From: Sabrina Dubroca <sd@queasysnail.net>
To: Cosmin Ratiu <cratiu@nvidia.com>, steffen.klassert@secunet.com
Cc: "andrew+netdev@lunn.ch" <andrew+netdev@lunn.ch>,
"davem@davemloft.net" <davem@davemloft.net>,
"ap420073@gmail.com" <ap420073@gmail.com>,
"herbert@gondor.apana.org.au" <herbert@gondor.apana.org.au>,
Leon Romanovsky <leonro@nvidia.com>,
"jv@jvosburgh.net" <jv@jvosburgh.net>,
"kuba@kernel.org" <kuba@kernel.org>,
"horms@kernel.org" <horms@kernel.org>,
"edumazet@google.com" <edumazet@google.com>,
"netdev@vger.kernel.org" <netdev@vger.kernel.org>,
Jianbo Liu <jianbol@nvidia.com>,
"pabeni@redhat.com" <pabeni@redhat.com>
Subject: Re: [PATCH ipsec v2 1/2] bond: Use xfrm_state_migrate to migrate SAs
Date: Thu, 20 Nov 2025 12:36:16 +0100 [thread overview]
Message-ID: <aR79MCBdyx2oTcp2@krikkit> (raw)
In-Reply-To: <88f2bf5ef1977fcdd4c87051cd54a4545db993da.camel@nvidia.com>
2025-11-17, 12:48:20 +0000, Cosmin Ratiu wrote:
> On Fri, 2025-11-14 at 13:56 +0100, Sabrina Dubroca wrote:
> > 2025-11-13, 12:43:09 +0200, Cosmin Ratiu wrote:
> > > The bonding driver manages offloaded SAs using the following
> > > strategy:
> > >
> > > An xfrm_state offloaded on the bond device with bond_ipsec_add_sa()
> > > uses
> > > 'real_dev' on the xfrm_state xs to redirect the offload to the
> > > current
> > > active slave.
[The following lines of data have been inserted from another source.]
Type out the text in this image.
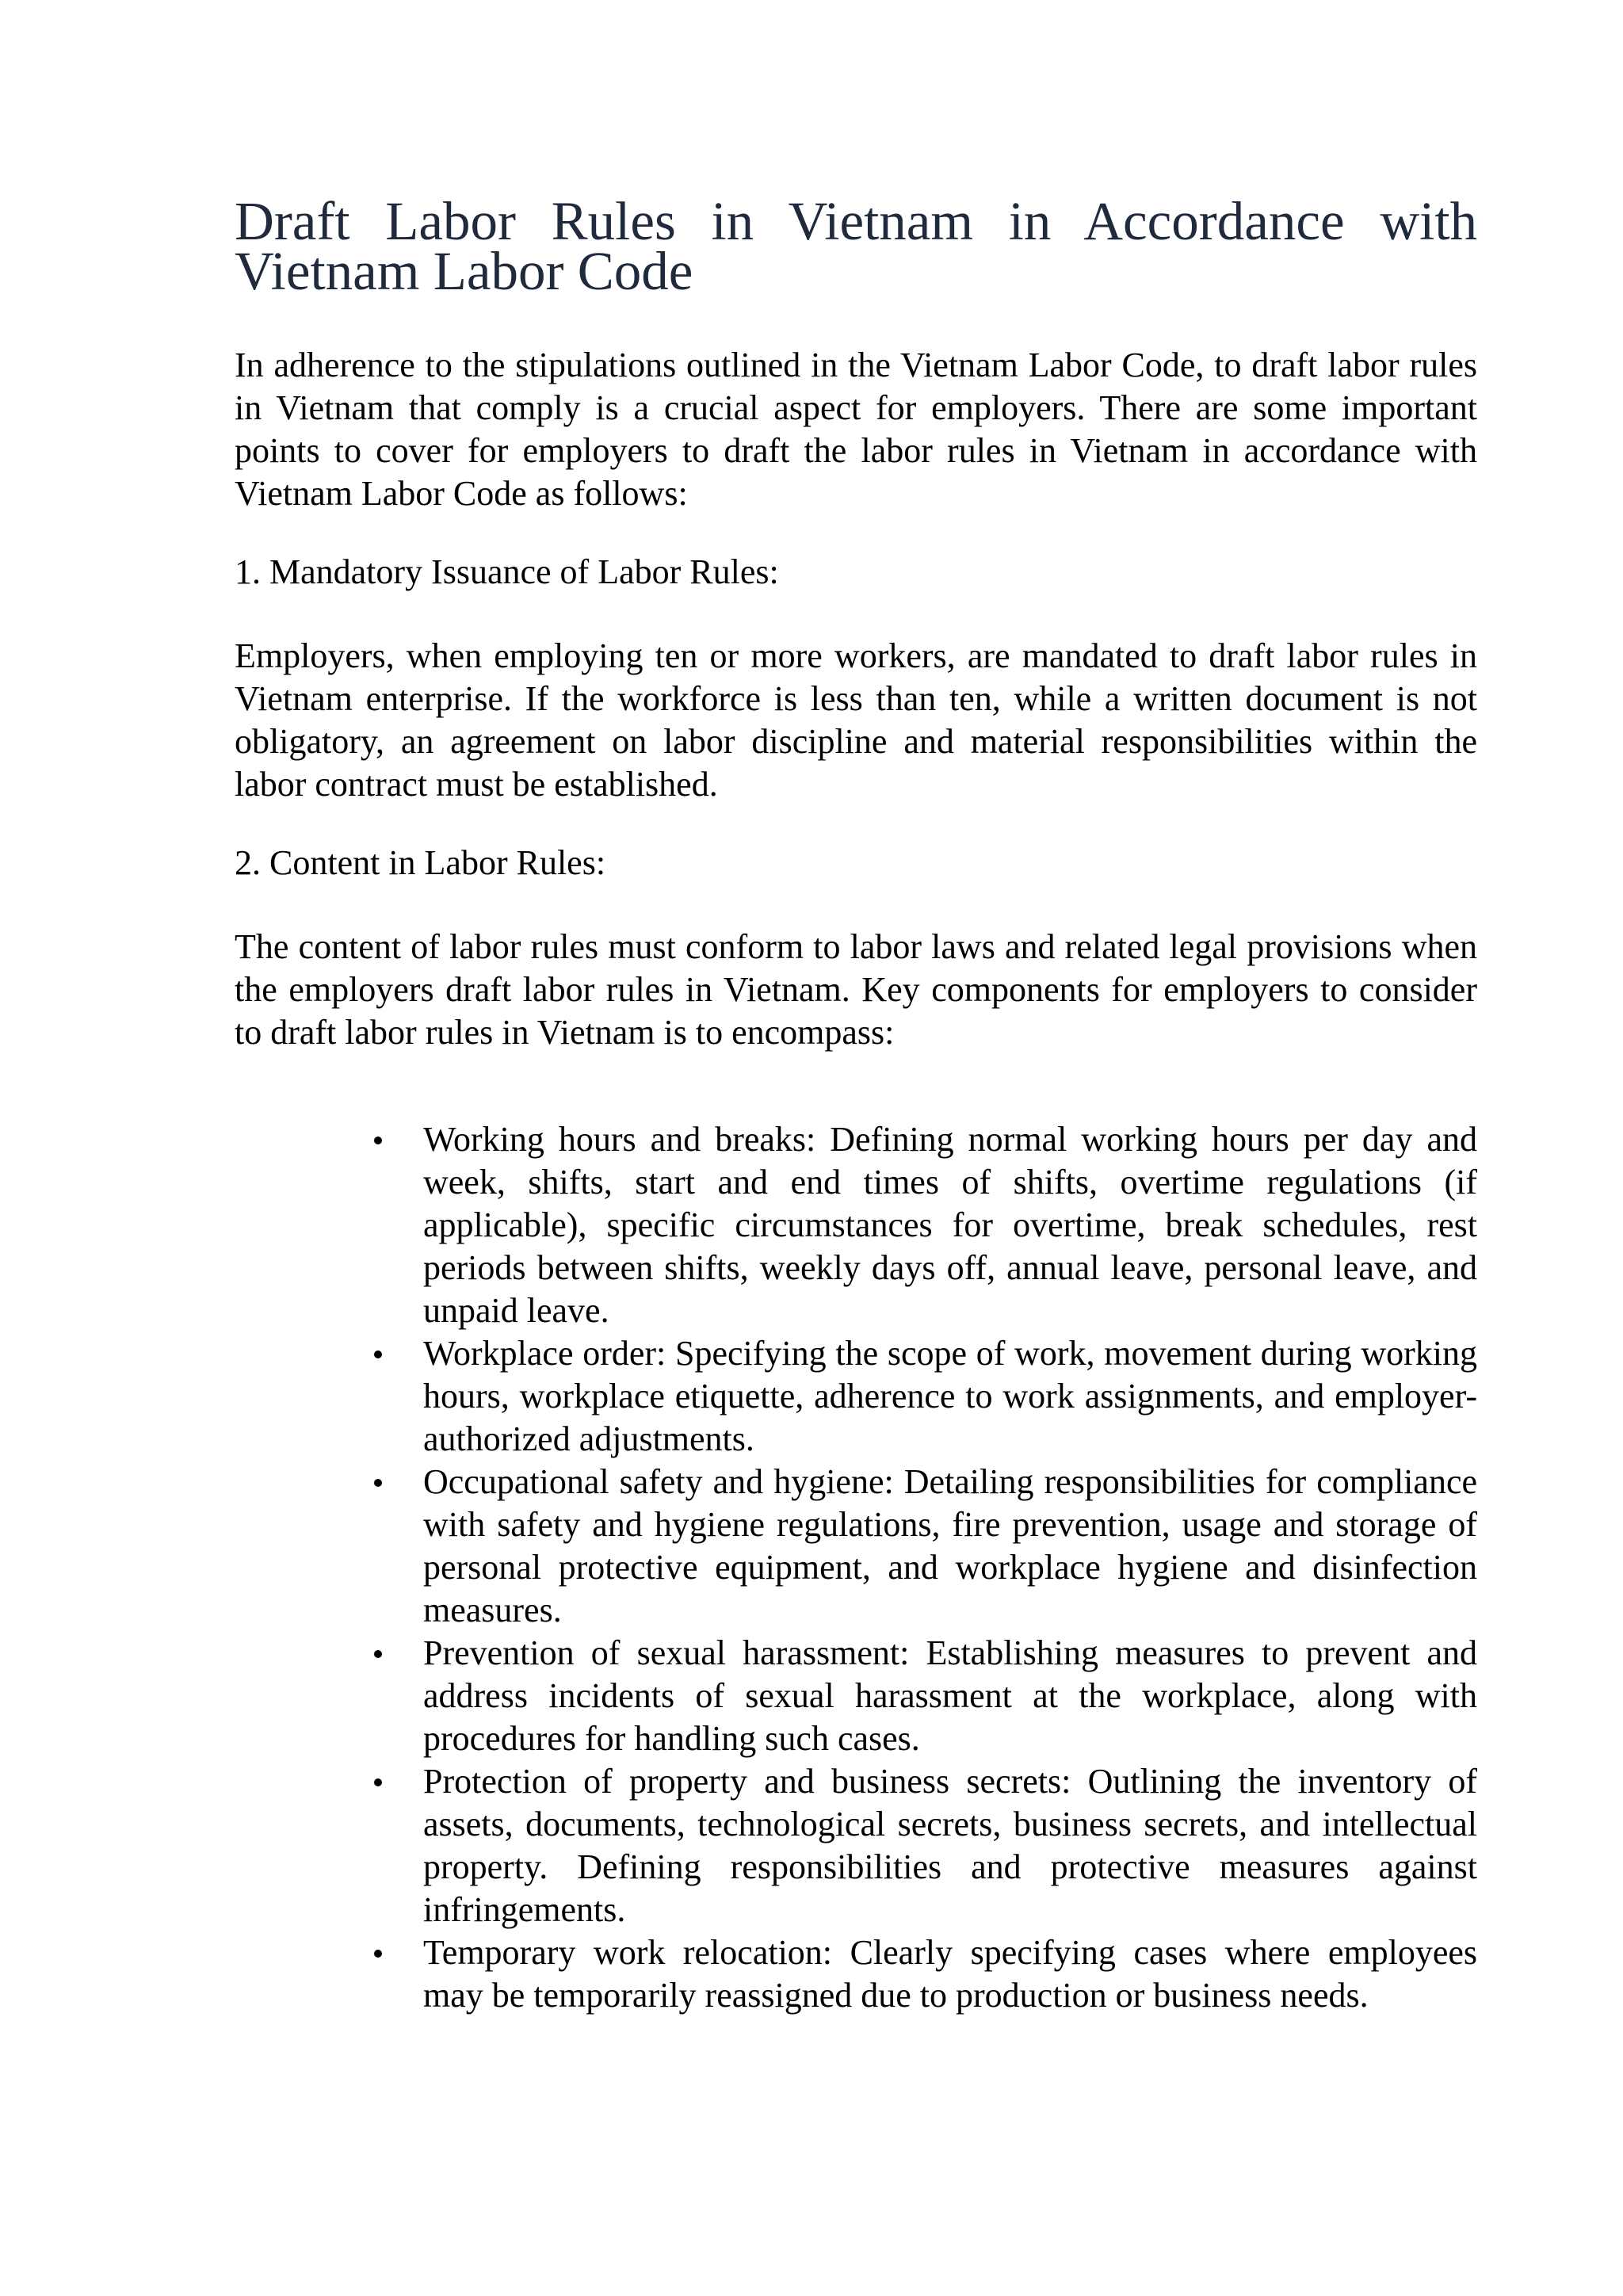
Draft Labor Rules in Vietnam in Accordance with Vietnam Labor Code

In adherence to the stipulations outlined in the Vietnam Labor Code, to draft labor rules in Vietnam that comply is a crucial aspect for employers. There are some important points to cover for employers to draft the labor rules in Vietnam in accordance with Vietnam Labor Code as follows:

1. Mandatory Issuance of Labor Rules:

Employers, when employing ten or more workers, are mandated to draft labor rules in Vietnam enterprise. If the workforce is less than ten, while a written document is not obligatory, an agreement on labor discipline and material responsibilities within the labor contract must be established.

2. Content in Labor Rules:

The content of labor rules must conform to labor laws and related legal provisions when the employers draft labor rules in Vietnam. Key components for employers to consider to draft labor rules in Vietnam is to encompass:

Working hours and breaks: Defining normal working hours per day and week, shifts, start and end times of shifts, overtime regulations (if applicable), specific circumstances for overtime, break schedules, rest periods between shifts, weekly days off, annual leave, personal leave, and unpaid leave.
Workplace order: Specifying the scope of work, movement during working hours, workplace etiquette, adherence to work assignments, and employer-authorized adjustments.
Occupational safety and hygiene: Detailing responsibilities for compliance with safety and hygiene regulations, fire prevention, usage and storage of personal protective equipment, and workplace hygiene and disinfection measures.
Prevention of sexual harassment: Establishing measures to prevent and address incidents of sexual harassment at the workplace, along with procedures for handling such cases.
Protection of property and business secrets: Outlining the inventory of assets, documents, technological secrets, business secrets, and intellectual property. Defining responsibilities and protective measures against infringements.
Temporary work relocation: Clearly specifying cases where employees may be temporarily reassigned due to production or business needs.
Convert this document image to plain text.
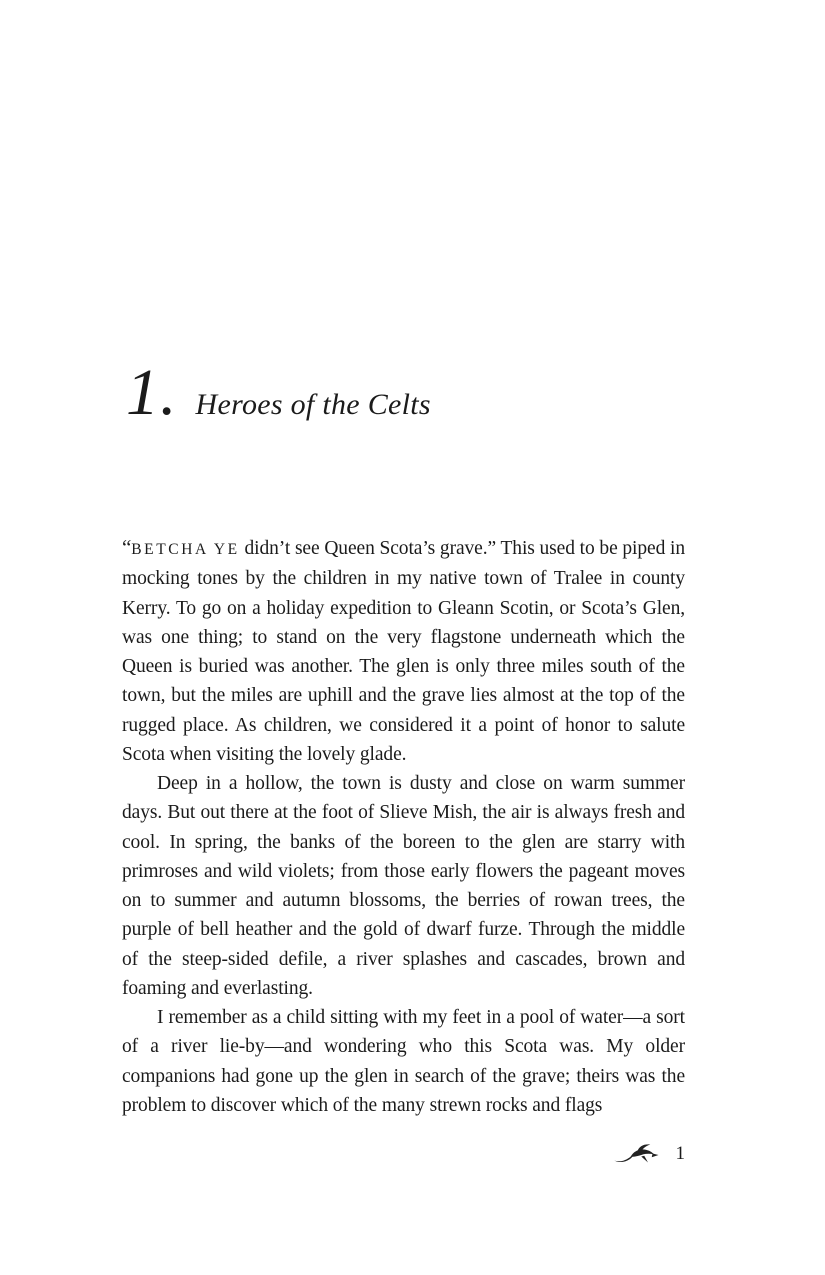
1. Heroes of the Celts

“BETCHA YE didn’t see Queen Scota’s grave.” This used to be piped in mocking tones by the children in my native town of Tralee in county Kerry. To go on a holiday expedition to Gleann Scotin, or Scota’s Glen, was one thing; to stand on the very flagstone underneath which the Queen is buried was another. The glen is only three miles south of the town, but the miles are uphill and the grave lies almost at the top of the rugged place. As children, we considered it a point of honor to salute Scota when visiting the lovely glade.

Deep in a hollow, the town is dusty and close on warm summer days. But out there at the foot of Slieve Mish, the air is always fresh and cool. In spring, the banks of the boreen to the glen are starry with primroses and wild violets; from those early flowers the pageant moves on to summer and autumn blossoms, the berries of rowan trees, the purple of bell heather and the gold of dwarf furze. Through the middle of the steep-sided defile, a river splashes and cascades, brown and foaming and everlasting.

I remember as a child sitting with my feet in a pool of water—a sort of a river lie-by—and wondering who this Scota was. My older companions had gone up the glen in search of the grave; theirs was the problem to discover which of the many strewn rocks and flags

1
The corresponding bond_ipsec_del_sa() (called with
> > > the xs
> > > spinlock held) redirects the unoffload call to real_dev.
> >
> >
> > > Finally,
> > > cleanup happens in bond_ipsec_free_sa(), which removes the offload
> > > from
> > > the device. Since the last call happens without the xs spinlock
> > > held,
> > > that is where the real work to unoffload actually happens.
> >
> > Not on all devices (some don't even implement xdo_dev_state_free).
>
> You're right. Looking at what the stack does:
> xfrm_state_delete() immediately calls xdo_dev_state_delete(), but
> leaves xdo_dev_state_free() for when there are no more refs (in-flight
> tx packets are done).
> xfrm_dev_state_flush() forces an xfrm_dev_state_free() immediately
> after deleting xs. I guess the goal is to clean up *now* everything
> from 'dev'.
Yes, see 07b87f9eea0c ("xfrm: Fix unregister netdevice hang on hardware offload.")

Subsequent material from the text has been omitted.